化粧坂

 先日から伊集院静モードなのですが、随分前に買った文庫本が数冊あって、その中の短編を読み返した。
 作品は「化粧坂」、けわいざかと読む。
 逗子の「なぎさホテル」に著者は8年滞在していた時期があり、その頃の思い出から舞台が逗子のホテルなのか、従業員の女性と長期間滞在していた詩人の交錯する想いが透徹した文体で描かれている。
 伊集院さんが逗子にいた頃は売れていなかったらしく、ホテル住まいといっても畳の部屋で家賃も安く、まかない食を食べたりと、きちんと代金を払うお客とは趣の異なる立場だった。
 なぎさホテルは大正15年にオープンした湘南で唯一の西欧風ホテルで、残念ながら平成元年に閉鎖され、今では跡地が夢の欠片もないけれど夢庵だったかファミレスになっている。
 兎に角「化粧坂」を読んだのですが、以前(15年以上前だ)読んだ時は横浜に住んでいたから小説の中の地名が理解できなかったのだけれど、今こうして鎌倉に住み逗子や葉山にも簡単に遊びにいける場所で、仕事のない時はぶらぶらしているフリーター(日本語に訳すと高等遊民と読む)みたいな状況ですから、自然と小説に登場する場所を学習していたのだ。

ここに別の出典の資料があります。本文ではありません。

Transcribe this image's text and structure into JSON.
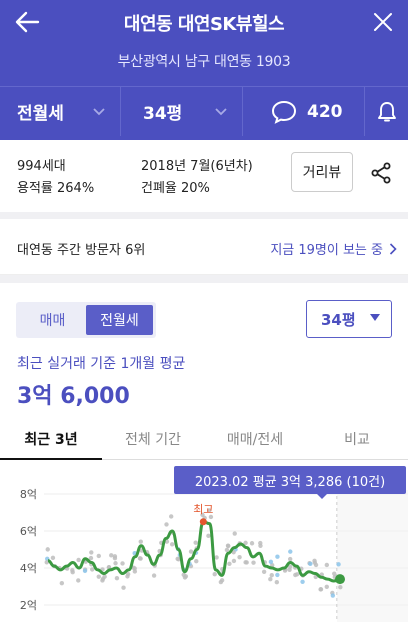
{
  "header": {
    "title": "대연동 대연SK뷰힐스",
    "address": "부산광역시 남구 대연동 1903",
    "filters": {
      "trade_type": "전월세",
      "area": "34평"
    },
    "comment_count": "420"
  },
  "info": {
    "households": "994세대",
    "floor_area_ratio": "용적률 264%",
    "built": "2018년 7월(6년차)",
    "building_coverage": "건폐율 20%",
    "street_view_label": "거리뷰"
  },
  "visitors": {
    "rank": "대연동 주간 방문자 6위",
    "now_viewing": "지금 19명이 보는 중"
  },
  "price": {
    "segments": [
      "매매",
      "전월세"
    ],
    "active_segment": "전월세",
    "size_select": "34평",
    "caption": "최근 실거래 기준 1개월 평균",
    "value": "3억 6,000"
  },
  "tabs": [
    "최근 3년",
    "전체 기간",
    "매매/전세",
    "비교"
  ],
  "chart_data": {
    "type": "line",
    "y_ticks": [
      "8억",
      "6억",
      "4억",
      "2억"
    ],
    "ylim": [
      1.8,
      8.4
    ],
    "tooltip": "2023.02 평균 3억 3,286 (10건)",
    "max_label": "최고",
    "series": [
      {
        "values": [
          4.4,
          4.1,
          3.9,
          4.1,
          4.3,
          4.0,
          4.5,
          4.3,
          3.9,
          3.7,
          3.9,
          4.0,
          3.7,
          3.9,
          4.6,
          5.2,
          4.7,
          4.2,
          4.7,
          5.6,
          6.0,
          5.0,
          3.8,
          4.5,
          5.0,
          6.5,
          6.4,
          3.9,
          3.6,
          4.8,
          5.1,
          5.3,
          5.1,
          4.6,
          4.8,
          4.1,
          4.0,
          3.9,
          4.0,
          4.3,
          4.1,
          3.6,
          3.8,
          3.7,
          3.5,
          3.4,
          3.3,
          3.4
        ]
      }
    ],
    "colors": {
      "line": "#3c9a42",
      "max_point": "#e4572e",
      "scatter_gray": "#bdbdbd",
      "scatter_blue": "#8cc4ea"
    },
    "grid": true
  }
}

 文字を追いかけながら、退職し故郷に帰る女性主人公が逗子駅の切符売り場の前にいる情景。
 大船から東海道線に乗り換え沼津に直行せずに鎌倉で下車し、若宮大路三の鳥居近くの蕎麦屋で「てんぷら蕎麦」を注文する情景。
 かつて詩人と2人歩いた扇ヶ谷、源氏山、そして化粧坂
 平家の武将の首をさらし、その首に化粧を施したからその名、これは仮説の一つで確証は無い。
 自殺した詩人の葬儀が行われた下馬(げば)の葬祭場にいたるまで、知らず知らずのうちに全てが見える。
 棺桶の詩人の化粧までが生々しく感じられて奇妙な感動が身体を流れた。
 感動なんて表現したら大袈裟で恥ずかしいから、もう少し手前の日常の光景に消化される心の有り様くらい。  つまり見えたことで、歩く速度や沈黙の長さまでが想像できたということ。
 
 そういえば「なぎさホテル」というタイトルで伊集院さん初の電子書籍が売られています。
 ホテルの貴重な写真等も見れるみたい。
 読みたいと思いますが、今回みたいな想像力が磨耗するかなと不安になる。